Seiring dengan berdirinya kerajaan-kerajaan Islam, wewenang kekuasaan yang selama ini dijalankan oleh lembaga tahkim dipindahkan dan diberikan kepada pengadilan. Hal ini dimaksudkan agar hukum Islam benar-benar bisa ditegakkan dan sekaligus merupakan penjabaran lebih lanjut dari aktivitas keulamaan dalam memberi layanan kepada masyarakat. Dari itu, maka muncullah berbagai lembaga pengadilan Islam di beberapa tempat, diantaranya : Pengadilan Serambi di Jawa, Mahkamah Syar’iyah di Sumatera, dan Keraptan Qadi di Banjar dan Pontianak.
Setelah agama Islam berakar dalam masyarakat, peran saudagar dalam menyebarkan ajaran Islam digantikan oleh para ulama sebagai guru dan pengawal hukum Islam. Misalnya, Nuruddin Ar-Ramri (yang hidup di abad ke-17) menulis buku Islam dengan judul Siratal Mustaqim (jalan lurus) pada tahun 1628. Menurut Hamka kitab ini adalah kitab yang pertama disebarkan ke seluruh Indonesia oleh Syaikh Arsyad Banjari yang menjadi mufti di Banjarmasin, kitab ini itu diperluas dan diperpanjang uraiannya di dalam sabilal Muhtadin dan dijadikan pegangan dalam menyelesaikan sengketa antara umat Islam di kesultanan Banjar.

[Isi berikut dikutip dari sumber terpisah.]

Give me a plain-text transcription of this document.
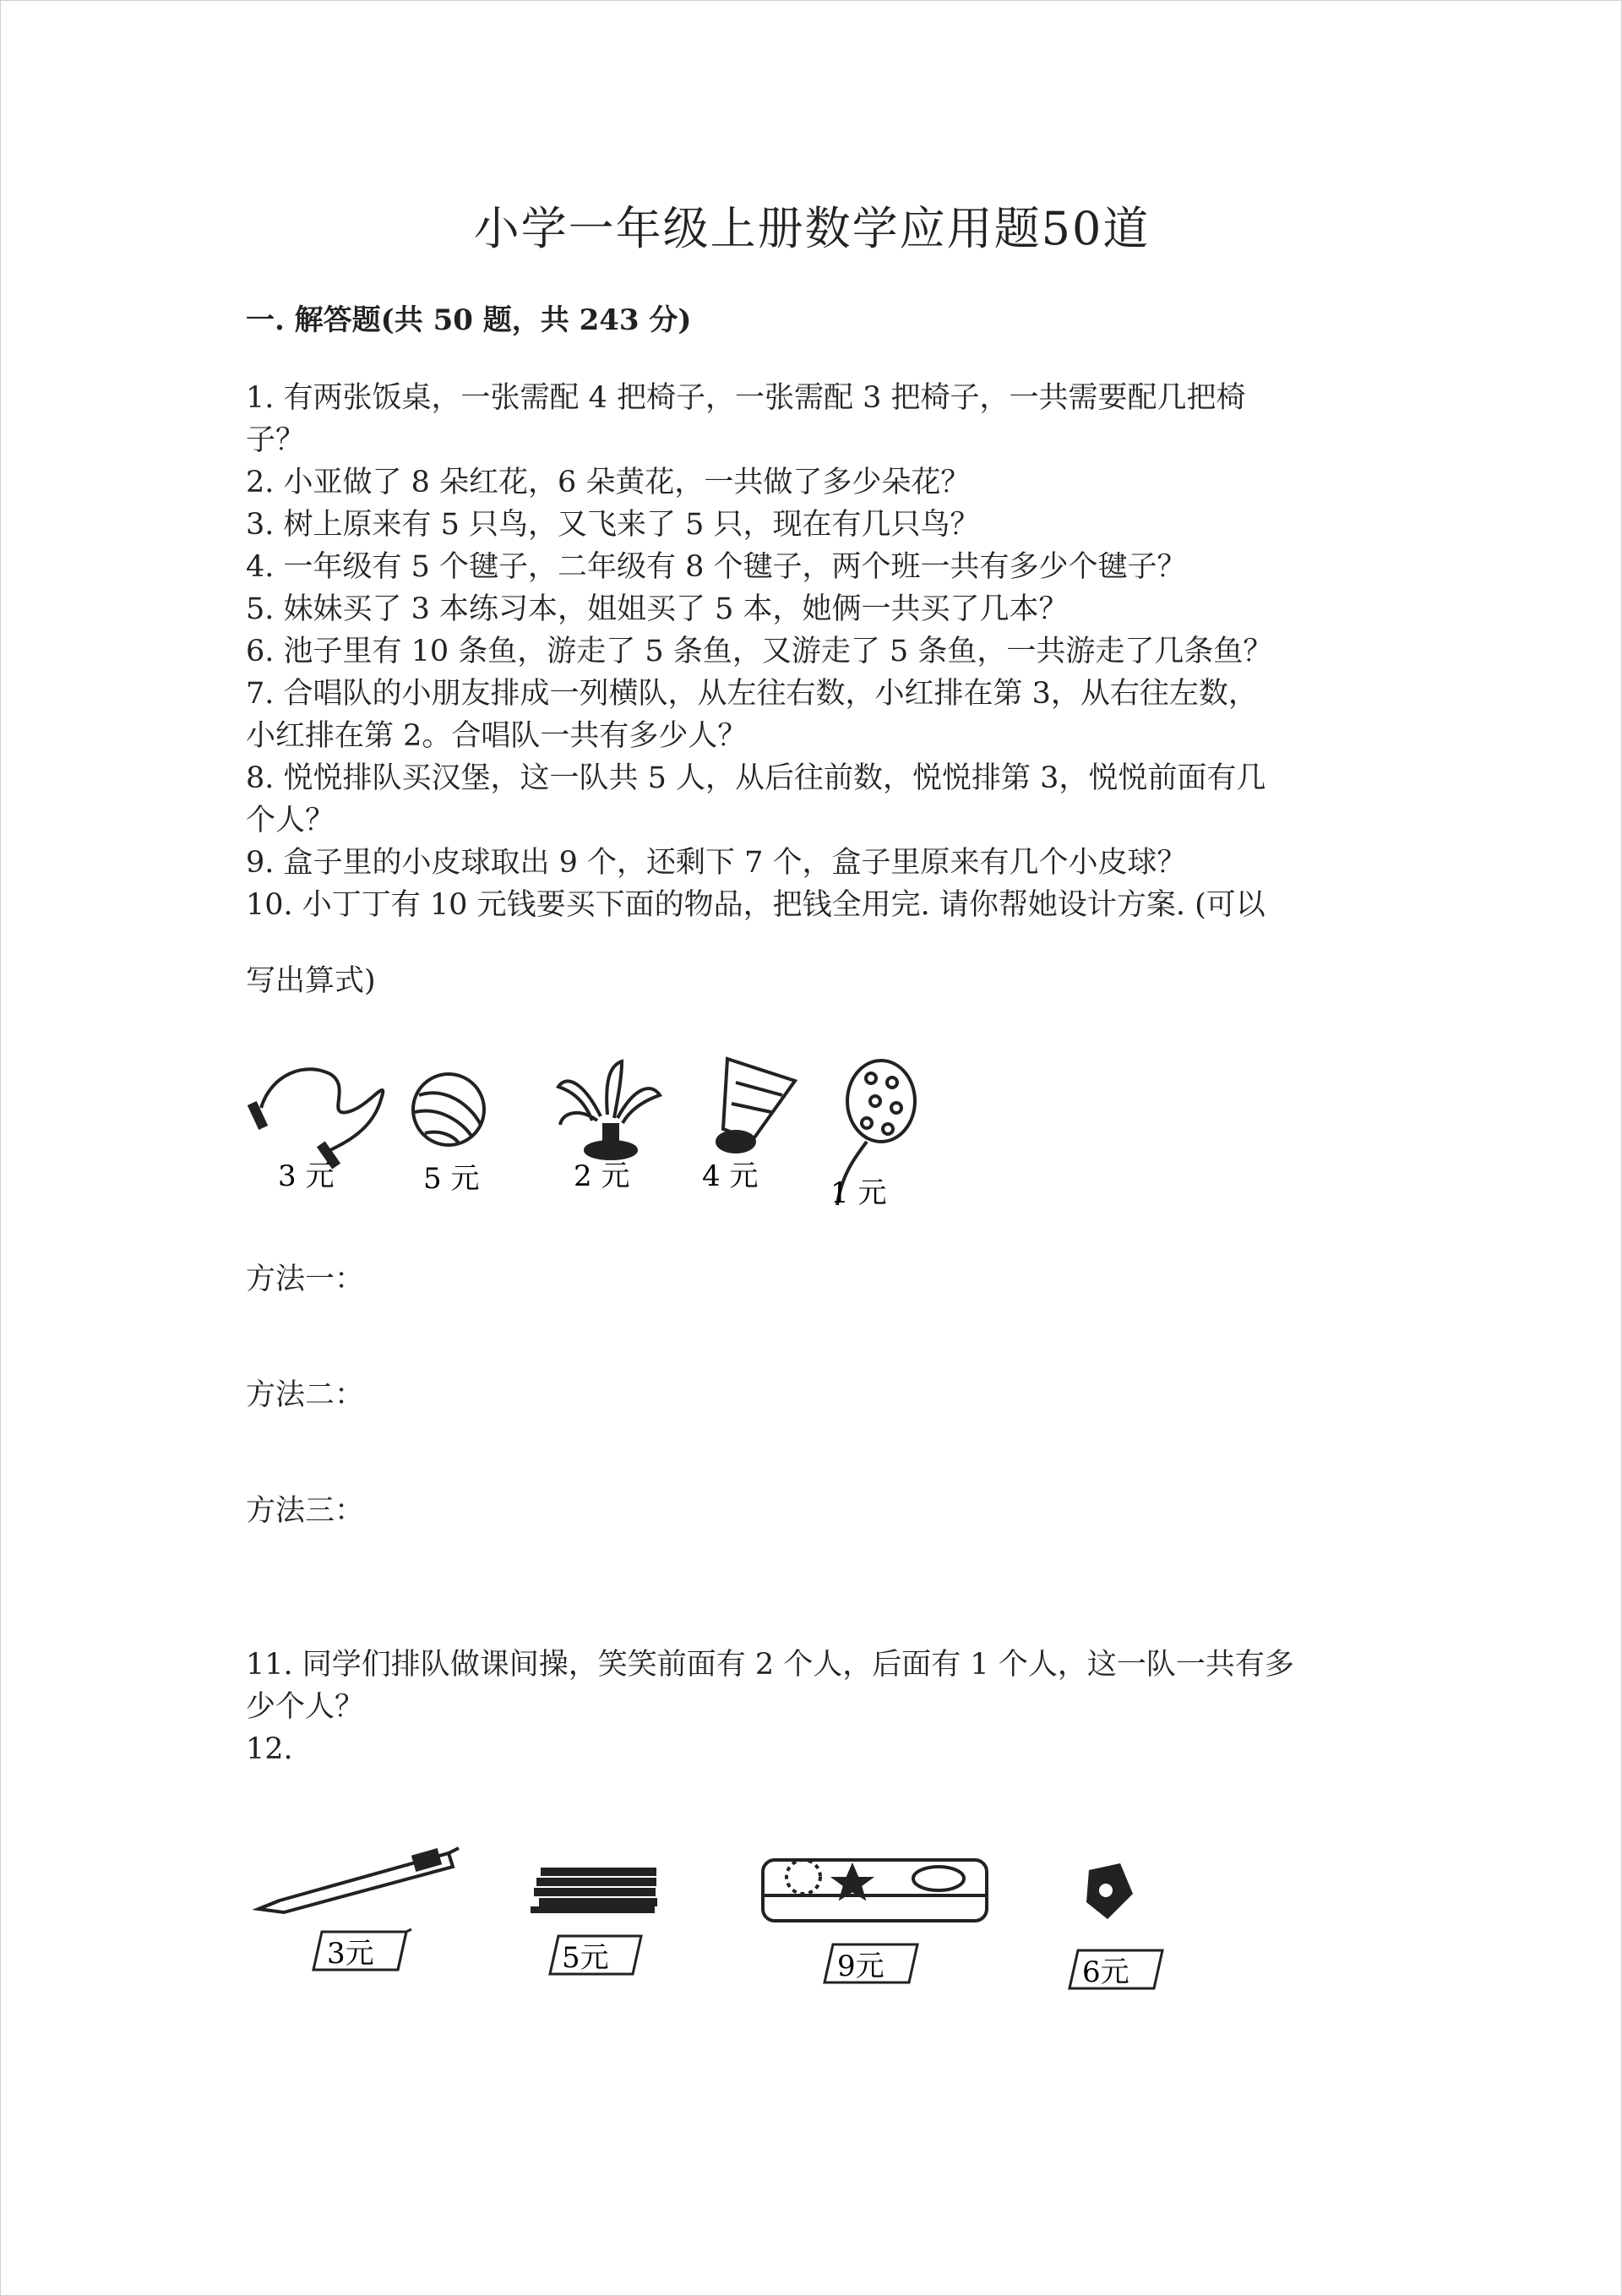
小学一年级上册数学应用题50道
一. 解答题(共 50 题，共 243 分)
1. 有两张饭桌，一张需配 4 把椅子，一张需配 3 把椅子，一共需要配几把椅
子？
2. 小亚做了 8 朵红花，6 朵黄花，一共做了多少朵花？
3. 树上原来有 5 只鸟，又飞来了 5 只，现在有几只鸟？
4. 一年级有 5 个毽子，二年级有 8 个毽子，两个班一共有多少个毽子？
5. 妹妹买了 3 本练习本，姐姐买了 5 本，她俩一共买了几本？
6. 池子里有 10 条鱼，游走了 5 条鱼，又游走了 5 条鱼，一共游走了几条鱼？
7. 合唱队的小朋友排成一列横队，从左往右数，小红排在第 3，从右往左数，
小红排在第 2。合唱队一共有多少人？
8. 悦悦排队买汉堡，这一队共 5 人，从后往前数，悦悦排第 3，悦悦前面有几
个人？
9. 盒子里的小皮球取出 9 个，还剩下 7 个，盒子里原来有几个小皮球？
10. 小丁丁有 10 元钱要买下面的物品，把钱全用完. 请你帮她设计方案. (可以
写出算式)
3 元	5 元	2 元	4 元	1 元
方法一：
方法二：
方法三：
11. 同学们排队做课间操，笑笑前面有 2 个人，后面有 1 个人，这一队一共有多
少个人？
12.
3元	5元	9元	6元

Demikian juga didaerah kesultanan Palembang, Banten, Demak, Jepara, Tuban, Gresik, Ngampel, dan Mataram terdapat di dalam kitab hukum Islam yang dijadikan pegangan oleh umat Islam dalam menyelesaikan berbagai masalah dalam hidup dan kehidupan mereka.
Sebelum Belanda mengukuhkan kekuasaannya hukum Islam sebagai hukum yang berdiri sendiri telah ada dalam masyarakat, tumbuh dan berkembang disamping kebiasaan atau adat penduduk yang mendiami kepulauan nusantara ini.
Ketika VOC datang ke nusantara ini, ia tidak saja hanya mengakui keberlakuan hukum Islam, bahkan berusaha untuk membukukan hukum Islam ke dalam berbagai kumpulan hukum untuk kepentingan penduduk bumi putera di wilayah yang mereka kuasai. Tahun 1970 diterbitkan kitab sebagai kumpulan hukum pertama yang diberi nama kitab hukum mogharrer yang memuat hukum orang Jawa untuk keperluan Landraad di Semarang. Kitab hukum ini memuat hukum pidana dan hukum perdata Islam. Pada tahun 1760, diterbitkan pula suatu hukum Islam mengenai hukum kewarisan dan perkawinan, kitab ini diberi nama Compendium Freijer. Di samping dua kitab ini masih ada kitab yang dibuat di zaman VOC, seperti kitab pepakem Cirebon pada tahun 1768 dan kitab Compendium van Clootwijck untuk daerah Bone dan Gowa di Sulawesi Selatan. [7]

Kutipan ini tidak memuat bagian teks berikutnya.